- The AUD is under pressure in Asia, courtesy of falling bond yields and weakness in the Chinese yuan. The offshore yuan (CNH) has hit the lowest level since Feb. 19.
- The US recession fears seem to have triggered a flight to safety. The S&P 500 futures are currently reporting losses.
AUD/USD is currently trading at session lows near 0.7075, having hit a high of 0.7096.
The US 10-year treasury yield fell to a 15-month low of 2.35 percent a few minutes ago but has failed to put a bid under the Aussie dollar, possibly because the Australian government bond yields are setting new lows. For instance, the three-year yield fell to a record low of 1.354 percent soon before press time.
Possibly adding to the offered tone around the Aussie dollar (a G-7 proxy for China) are the losses in the Chinese yuan.
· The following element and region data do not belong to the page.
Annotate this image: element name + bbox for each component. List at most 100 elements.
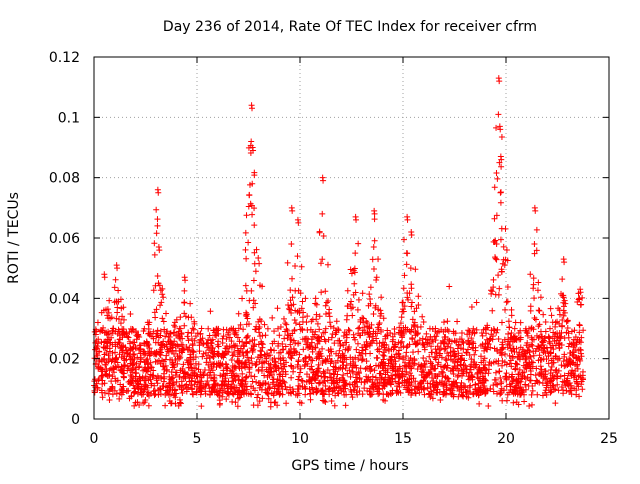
data-point bbox=[491, 184, 498, 191]
data-point bbox=[256, 282, 263, 289]
data-point bbox=[274, 325, 281, 332]
data-point bbox=[159, 285, 166, 292]
data-point bbox=[512, 366, 519, 373]
data-point bbox=[328, 374, 335, 381]
data-point bbox=[171, 322, 178, 329]
data-point bbox=[316, 313, 323, 320]
data-point bbox=[255, 366, 262, 373]
data-point bbox=[334, 389, 341, 396]
data-point bbox=[458, 330, 465, 337]
data-point bbox=[334, 371, 341, 378]
data-point bbox=[295, 386, 302, 393]
data-point bbox=[322, 383, 329, 390]
data-point bbox=[195, 361, 202, 368]
data-point bbox=[378, 294, 385, 301]
data-point bbox=[470, 390, 477, 397]
data-point bbox=[339, 377, 346, 384]
data-point bbox=[356, 324, 363, 331]
data-point bbox=[283, 359, 290, 366]
data-point bbox=[207, 359, 214, 366]
data-point bbox=[403, 384, 410, 391]
data-point bbox=[580, 376, 587, 383]
data-point bbox=[424, 339, 431, 346]
data-point bbox=[188, 335, 195, 342]
data-point bbox=[502, 306, 509, 313]
data-point bbox=[196, 348, 203, 355]
data-point bbox=[478, 359, 485, 366]
data-point bbox=[154, 373, 161, 380]
data-point bbox=[369, 373, 376, 380]
data-point bbox=[521, 398, 528, 405]
data-point bbox=[131, 350, 138, 357]
data-point bbox=[466, 328, 473, 335]
data-point bbox=[522, 381, 529, 388]
data-point bbox=[250, 402, 257, 409]
data-point bbox=[434, 329, 441, 336]
data-point bbox=[328, 334, 335, 341]
data-point bbox=[409, 316, 416, 323]
data-point bbox=[506, 360, 513, 367]
data-point bbox=[255, 254, 262, 261]
data-point bbox=[160, 294, 167, 301]
data-point bbox=[426, 391, 433, 398]
data-point bbox=[547, 389, 554, 396]
data-point bbox=[210, 327, 217, 334]
data-point bbox=[287, 354, 294, 361]
data-point bbox=[413, 341, 420, 348]
grid-layer bbox=[94, 57, 609, 419]
data-point bbox=[351, 265, 358, 272]
data-point bbox=[475, 384, 482, 391]
data-point bbox=[340, 333, 347, 340]
data-point bbox=[337, 364, 344, 371]
data-point bbox=[118, 305, 125, 312]
data-point bbox=[542, 335, 549, 342]
data-point bbox=[166, 386, 173, 393]
data-point bbox=[249, 360, 256, 367]
data-point bbox=[235, 325, 242, 332]
data-point bbox=[196, 339, 203, 346]
data-point bbox=[504, 283, 511, 290]
data-point bbox=[242, 378, 249, 385]
data-point bbox=[444, 343, 451, 350]
data-point bbox=[285, 301, 292, 308]
data-point bbox=[573, 339, 580, 346]
data-point bbox=[531, 314, 538, 321]
data-point bbox=[556, 340, 563, 347]
data-point bbox=[535, 279, 542, 286]
data-point bbox=[502, 351, 509, 358]
data-point bbox=[433, 333, 440, 340]
data-point bbox=[359, 290, 366, 297]
data-point bbox=[299, 377, 306, 384]
data-point bbox=[157, 342, 164, 349]
data-point bbox=[302, 295, 309, 302]
data-point bbox=[570, 352, 577, 359]
data-point bbox=[575, 296, 582, 303]
data-point bbox=[363, 364, 370, 371]
data-point bbox=[417, 323, 424, 330]
data-point bbox=[357, 365, 364, 372]
data-point bbox=[286, 306, 293, 313]
data-point bbox=[362, 365, 369, 372]
data-point bbox=[320, 370, 327, 377]
data-point bbox=[353, 216, 360, 223]
data-point bbox=[405, 296, 412, 303]
data-point bbox=[151, 387, 158, 394]
data-point bbox=[290, 301, 297, 308]
data-point bbox=[294, 253, 301, 260]
data-point bbox=[356, 332, 363, 339]
data-point bbox=[158, 340, 165, 347]
data-point bbox=[372, 302, 379, 309]
data-point bbox=[436, 346, 443, 353]
data-point bbox=[412, 266, 419, 273]
data-point bbox=[138, 383, 145, 390]
data-point bbox=[532, 316, 539, 323]
data-point bbox=[530, 275, 537, 282]
data-point bbox=[224, 383, 231, 390]
data-point bbox=[544, 379, 551, 386]
data-point bbox=[536, 321, 543, 328]
data-point bbox=[385, 374, 392, 381]
data-point bbox=[154, 272, 161, 279]
data-point bbox=[341, 329, 348, 336]
data-point bbox=[119, 331, 126, 338]
data-point bbox=[107, 315, 114, 322]
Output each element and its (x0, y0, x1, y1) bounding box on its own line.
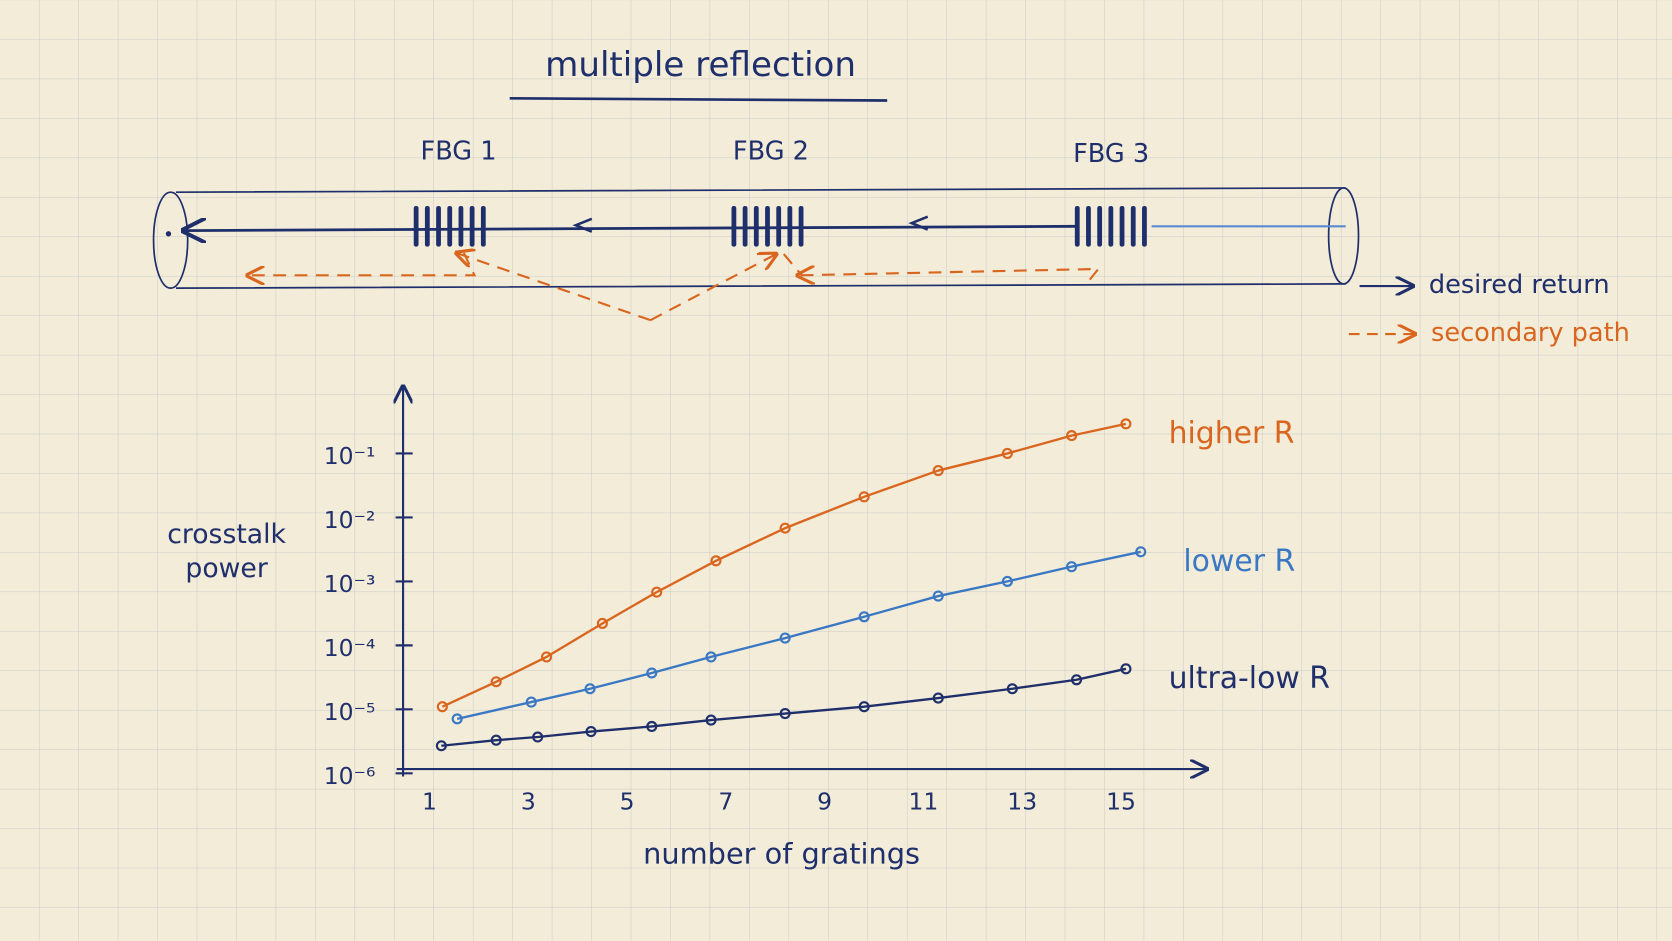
grating-bar (1086, 206, 1091, 247)
data-point (858, 701, 870, 713)
data-point (705, 651, 717, 663)
grating-bar (1108, 206, 1114, 247)
grating-bar (1074, 206, 1080, 247)
data-point (779, 522, 791, 534)
y-tick-label: 10⁻¹ (324, 442, 376, 470)
data-point (779, 632, 791, 644)
grating-label: FBG 1 (420, 137, 496, 167)
x-tick-label: 13 (1007, 788, 1037, 816)
title-underline (509, 97, 888, 102)
series-line (441, 422, 1127, 708)
y-axis-label: crosstalk power (167, 518, 286, 584)
x-axis-label: number of gratings (643, 836, 920, 870)
data-point (932, 465, 944, 477)
y-tick-label: 10⁻² (324, 506, 376, 534)
x-tick-label: 3 (521, 788, 536, 816)
y-tick-label: 10⁻³ (324, 570, 376, 598)
title: multiple reflection (545, 45, 856, 85)
legend-label: secondary path (1431, 318, 1630, 348)
grating-bar (1097, 206, 1103, 247)
data-point (1066, 430, 1078, 442)
grating-bar (1119, 206, 1125, 247)
grating-bar (1130, 206, 1136, 247)
secondary-path (247, 253, 1101, 322)
series-line (456, 550, 1141, 721)
y-tick-label: 10⁻⁴ (324, 634, 376, 662)
series-label: lower R (1183, 544, 1295, 579)
data-point (858, 611, 870, 623)
y-axis-label-box: crosstalk power (167, 518, 286, 584)
data-point (1120, 418, 1132, 430)
data-point (436, 701, 448, 713)
grating-bar (798, 206, 804, 247)
legend-label: desired return (1429, 270, 1610, 300)
data-point (651, 586, 663, 598)
x-tick-label: 11 (909, 788, 939, 816)
gratings (413, 206, 1147, 247)
data-point (1001, 447, 1013, 459)
series-label: higher R (1169, 416, 1295, 451)
x-tick-label: 9 (817, 788, 832, 816)
x-tick-label: 1 (422, 788, 437, 816)
data-point (1006, 683, 1018, 695)
x-tick-label: 5 (620, 788, 635, 816)
grating-bar (447, 206, 453, 247)
grating-bar (480, 206, 486, 247)
grating-bar (469, 206, 475, 247)
x-tick-label: 15 (1106, 788, 1136, 816)
grating-bar (742, 206, 748, 247)
grating-bar (424, 206, 430, 247)
data-point (584, 683, 596, 695)
grating-bar (458, 206, 464, 247)
data-point (435, 740, 447, 752)
grating-bar (731, 206, 737, 247)
grating-bar (436, 206, 441, 247)
data-point (705, 714, 717, 726)
data-point (596, 617, 608, 630)
data-point (490, 676, 502, 688)
data-point (932, 590, 944, 602)
data-point (646, 720, 658, 733)
data-point (1066, 561, 1078, 573)
grating-bar (1142, 206, 1147, 247)
data-point (541, 651, 553, 663)
data-point (525, 696, 537, 708)
data-point (1135, 546, 1147, 558)
grating-label: FBG 2 (733, 137, 809, 167)
y-tick-label: 10⁻⁶ (324, 762, 376, 790)
data-point (779, 708, 791, 720)
grating-bar (787, 206, 793, 247)
data-point (585, 725, 597, 738)
grating-bar (413, 206, 419, 247)
series-line (441, 667, 1127, 747)
data-point (451, 713, 463, 725)
y-tick-label: 10⁻⁵ (324, 698, 376, 726)
x-tick-label: 7 (718, 788, 733, 816)
data-point (490, 734, 502, 746)
grating-label: FBG 3 (1073, 139, 1149, 169)
data-point (646, 667, 658, 679)
fiber (152, 187, 1360, 290)
grating-bar (776, 206, 782, 247)
data-point (1001, 575, 1013, 587)
data-point (710, 555, 722, 567)
series-label: ultra-low R (1169, 661, 1330, 696)
data-point (1120, 663, 1132, 675)
data-point (532, 731, 544, 743)
data-point (932, 692, 944, 704)
data-point (858, 491, 870, 503)
data-point (1070, 674, 1083, 686)
grating-bar (765, 206, 770, 247)
grating-bar (753, 206, 759, 247)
The USD/CNH pair, which represents yuan’s offshore exchange rate, is currently trading at 6.7497 – the highest level since Feb. 19.
Looking forward, the currency pair could extend losses as the futures on the S&P 500 index are signaling risk aversion with a 0.45 percent drop.
It is worth noting that the Fed has paused rate hikes for 2019, while the RBA is expected to cut rates at least by 25 basis points this year. Further, the Fed’s plot released last week showed the central bank could hike rates next year. Put simply, the central bank divergence remains biased toward the USD bulls.